1
votes

I have a DynamoDB table with some attributes which are Document Types: list and map, to be specific.

I'm trying to export these tables into Redshift. According to the documentation, the Redshift copy command will fail if you try to copy data from a DynamoDB table which includes either list or map attributes:

Only Amazon DynamoDB attributes with scalar STRING and NUMBER data types are supported. The Amazon DynamoDB BINARY and SET data types are not supported. If a COPY command tries to load an attribute with an unsupported data type, the command will fail.

I've also investigated using a Data Pipeline and Hive, but the documentation suggests that Hive doesn't support list or map either.

What are the options for moving data out of a DynamoDB - including list and map attributes - and into Redshift?

1

1 Answers

0
votes

The approach I've taken is to start with the Export DynamoDB Table to S3 template.

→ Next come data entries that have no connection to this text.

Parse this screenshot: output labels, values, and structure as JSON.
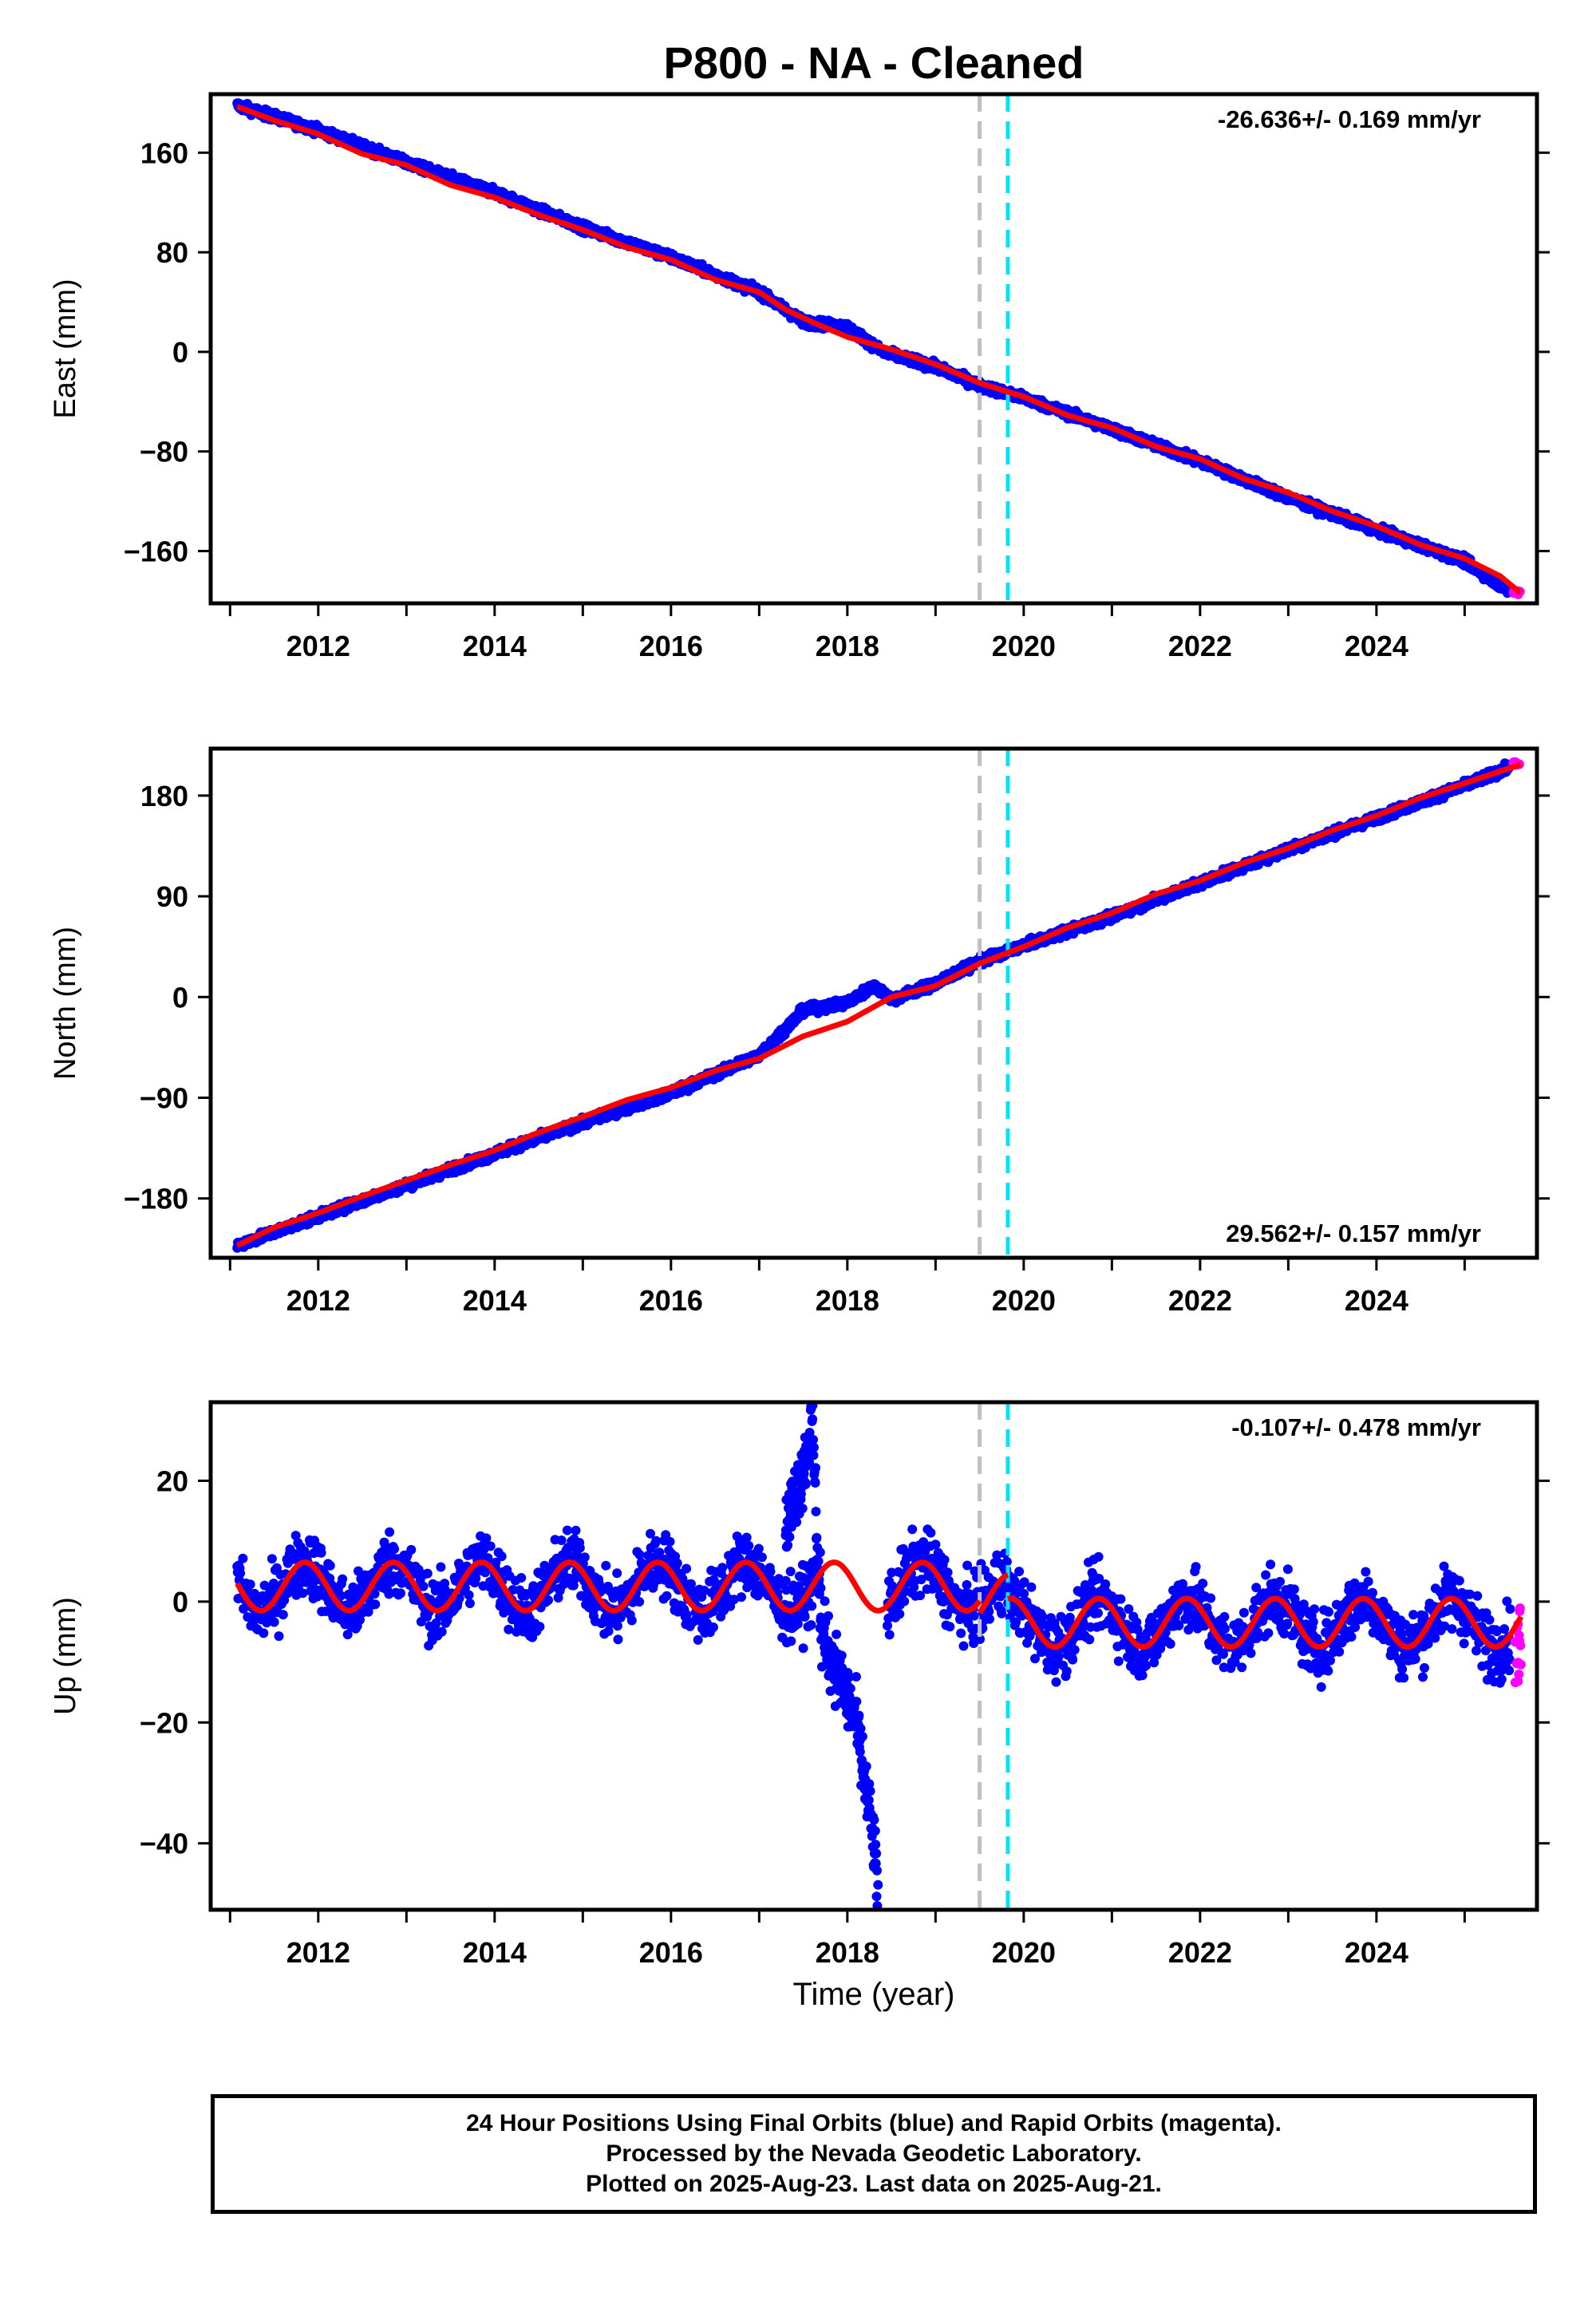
{
  "title": "P800  - NA - Cleaned",
  "xlabel": "Time (year)",
  "x_ticks": [
    "2012",
    "2014",
    "2016",
    "2018",
    "2020",
    "2022",
    "2024"
  ],
  "colors": {
    "final_orbits": "#0000ff",
    "rapid_orbits": "#ff00ff",
    "model_fit": "#ff0000",
    "equipment_change_gray": "#c0c0c0",
    "event_cyan": "#00e5ff"
  },
  "footer": {
    "line1": "24 Hour Positions Using Final Orbits (blue) and Rapid Orbits (magenta).",
    "line2": "Processed by the Nevada Geodetic Laboratory.",
    "line3": "Plotted on 2025-Aug-23. Last data on 2025-Aug-21."
  },
  "chart_data": [
    {
      "type": "scatter",
      "component": "East",
      "ylabel": "East (mm)",
      "rate_label": "-26.636+/- 0.169 mm/yr",
      "rate_position": "top-right",
      "xlim": [
        2010.78,
        2025.82
      ],
      "ylim": [
        -202,
        207
      ],
      "y_ticks": [
        160,
        80,
        0,
        -80,
        -160
      ],
      "y_tick_labels": [
        "160",
        "80",
        "0",
        "−80",
        "−160"
      ],
      "vertical_lines": [
        {
          "x": 2019.5,
          "color": "gray",
          "style": "dashed"
        },
        {
          "x": 2019.82,
          "color": "cyan",
          "style": "dashed"
        }
      ],
      "final_orbits_trend": [
        [
          2011.08,
          198
        ],
        [
          2012.0,
          178
        ],
        [
          2013.0,
          152
        ],
        [
          2014.0,
          128
        ],
        [
          2015.0,
          100
        ],
        [
          2016.0,
          76
        ],
        [
          2017.0,
          48
        ],
        [
          2017.5,
          24
        ],
        [
          2018.0,
          20
        ],
        [
          2018.4,
          0
        ],
        [
          2019.0,
          -12
        ],
        [
          2019.5,
          -27
        ],
        [
          2020.0,
          -37
        ],
        [
          2021.0,
          -62
        ],
        [
          2022.0,
          -88
        ],
        [
          2023.0,
          -117
        ],
        [
          2024.0,
          -143
        ],
        [
          2025.0,
          -168
        ],
        [
          2025.5,
          -192
        ]
      ],
      "rapid_orbits_range": {
        "x": [
          2025.55,
          2025.64
        ],
        "y": [
          -195,
          -192
        ]
      },
      "model_fit": [
        [
          2011.08,
          197
        ],
        [
          2011.5,
          186
        ],
        [
          2012.0,
          175
        ],
        [
          2012.5,
          159
        ],
        [
          2013.0,
          150
        ],
        [
          2013.5,
          134
        ],
        [
          2014.0,
          124
        ],
        [
          2014.5,
          110
        ],
        [
          2015.0,
          98
        ],
        [
          2015.5,
          84
        ],
        [
          2016.0,
          74
        ],
        [
          2016.5,
          58
        ],
        [
          2017.0,
          48
        ],
        [
          2017.3,
          34
        ],
        [
          2017.6,
          24
        ],
        [
          2018.0,
          12
        ],
        [
          2018.5,
          2
        ],
        [
          2019.0,
          -10
        ],
        [
          2019.5,
          -25
        ],
        [
          2020.0,
          -36
        ],
        [
          2020.5,
          -51
        ],
        [
          2021.0,
          -61
        ],
        [
          2021.5,
          -76
        ],
        [
          2022.0,
          -86
        ],
        [
          2022.5,
          -102
        ],
        [
          2023.0,
          -113
        ],
        [
          2023.5,
          -128
        ],
        [
          2024.0,
          -140
        ],
        [
          2024.5,
          -155
        ],
        [
          2025.0,
          -166
        ],
        [
          2025.4,
          -180
        ],
        [
          2025.64,
          -194
        ]
      ]
    },
    {
      "type": "scatter",
      "component": "North",
      "ylabel": "North (mm)",
      "rate_label": "29.562+/- 0.157 mm/yr",
      "rate_position": "bottom-right",
      "xlim": [
        2010.78,
        2025.82
      ],
      "ylim": [
        -233,
        222
      ],
      "y_ticks": [
        180,
        90,
        0,
        -90,
        -180
      ],
      "y_tick_labels": [
        "180",
        "90",
        "0",
        "−90",
        "−180"
      ],
      "vertical_lines": [
        {
          "x": 2019.5,
          "color": "gray",
          "style": "dashed"
        },
        {
          "x": 2019.82,
          "color": "cyan",
          "style": "dashed"
        }
      ],
      "final_orbits_trend": [
        [
          2011.08,
          -222
        ],
        [
          2012.0,
          -196
        ],
        [
          2013.0,
          -168
        ],
        [
          2014.0,
          -140
        ],
        [
          2015.0,
          -112
        ],
        [
          2016.0,
          -86
        ],
        [
          2017.0,
          -52
        ],
        [
          2017.5,
          -12
        ],
        [
          2018.0,
          -5
        ],
        [
          2018.3,
          10
        ],
        [
          2018.5,
          -2
        ],
        [
          2019.0,
          12
        ],
        [
          2019.5,
          32
        ],
        [
          2020.0,
          46
        ],
        [
          2021.0,
          72
        ],
        [
          2022.0,
          102
        ],
        [
          2023.0,
          132
        ],
        [
          2024.0,
          160
        ],
        [
          2025.0,
          189
        ],
        [
          2025.5,
          205
        ]
      ],
      "rapid_orbits_range": {
        "x": [
          2025.55,
          2025.64
        ],
        "y": [
          207,
          210
        ]
      },
      "model_fit": [
        [
          2011.08,
          -222
        ],
        [
          2011.5,
          -206
        ],
        [
          2012.0,
          -193
        ],
        [
          2012.5,
          -178
        ],
        [
          2013.0,
          -164
        ],
        [
          2013.5,
          -150
        ],
        [
          2014.0,
          -137
        ],
        [
          2014.5,
          -121
        ],
        [
          2015.0,
          -107
        ],
        [
          2015.5,
          -92
        ],
        [
          2016.0,
          -81
        ],
        [
          2016.5,
          -66
        ],
        [
          2017.0,
          -55
        ],
        [
          2017.5,
          -35
        ],
        [
          2018.0,
          -22
        ],
        [
          2018.5,
          0
        ],
        [
          2019.0,
          10
        ],
        [
          2019.5,
          30
        ],
        [
          2020.0,
          45
        ],
        [
          2020.5,
          62
        ],
        [
          2021.0,
          75
        ],
        [
          2021.5,
          92
        ],
        [
          2022.0,
          104
        ],
        [
          2022.5,
          120
        ],
        [
          2023.0,
          133
        ],
        [
          2023.5,
          149
        ],
        [
          2024.0,
          162
        ],
        [
          2024.5,
          178
        ],
        [
          2025.0,
          191
        ],
        [
          2025.64,
          208
        ]
      ]
    },
    {
      "type": "scatter",
      "component": "Up",
      "ylabel": "Up (mm)",
      "rate_label": "-0.107+/- 0.478 mm/yr",
      "rate_position": "top-right",
      "xlim": [
        2010.78,
        2025.82
      ],
      "ylim": [
        -51,
        33
      ],
      "y_ticks": [
        20,
        0,
        -20,
        -40
      ],
      "y_tick_labels": [
        "20",
        "0",
        "−20",
        "−40"
      ],
      "vertical_lines": [
        {
          "x": 2019.5,
          "color": "gray",
          "style": "dashed"
        },
        {
          "x": 2019.82,
          "color": "cyan",
          "style": "dashed"
        }
      ],
      "final_orbits_scatter": {
        "mean_mm": 0,
        "spread_mm": 5
      },
      "transient_2017_2018": [
        [
          2017.3,
          12
        ],
        [
          2017.55,
          25
        ],
        [
          2017.6,
          31
        ],
        [
          2017.7,
          -5
        ],
        [
          2017.9,
          -12
        ],
        [
          2018.1,
          -20
        ],
        [
          2018.3,
          -40
        ],
        [
          2018.35,
          -49
        ]
      ],
      "rapid_orbits_range": {
        "x": [
          2025.55,
          2025.64
        ],
        "y": [
          -14,
          -1
        ]
      },
      "model_fit_annual": {
        "amplitude_mm": 4,
        "phase_peak_year_fraction": 0.85,
        "segments": [
          {
            "from": 2011.08,
            "to": 2019.5,
            "offset_mm": 2.5
          },
          {
            "from": 2019.5,
            "to": 2019.82,
            "offset_mm": 0.5
          },
          {
            "from": 2019.82,
            "to": 2025.64,
            "offset_mm": -3.5
          }
        ]
      }
    }
  ]
}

The org.apache.hadoop.dynamodb.tools.DynamoDbExport step which runs in the EMRActivity seems to output a manifest file specifically meant for use with the RedshiftCopyActivity: http://docs.aws.amazon.com/redshift/latest/dg/loading-data-files-using-manifest.html

So in addition to the S3BackupLocation data node which comes with the "Export DynamoDB Table to S3" template, I've added another S3DataNode which dependsOn the EMR activity. It specifies a manifestFilePath, which is the same as the directoryPath specified in the S3BackupLocation data node - except with /manifest added to the end.

That new data node - with the manifestFilePath - is then used as input for a RedshiftCopyActivity. To flatten attributes which are maps, the RedshiftCopyActivity specifies some commandOptions which provides JSONPath options:

"commandOptions": "JSON 's3://richard.jp.leguen/data-pipeline/misc/jsonpaths.txt'"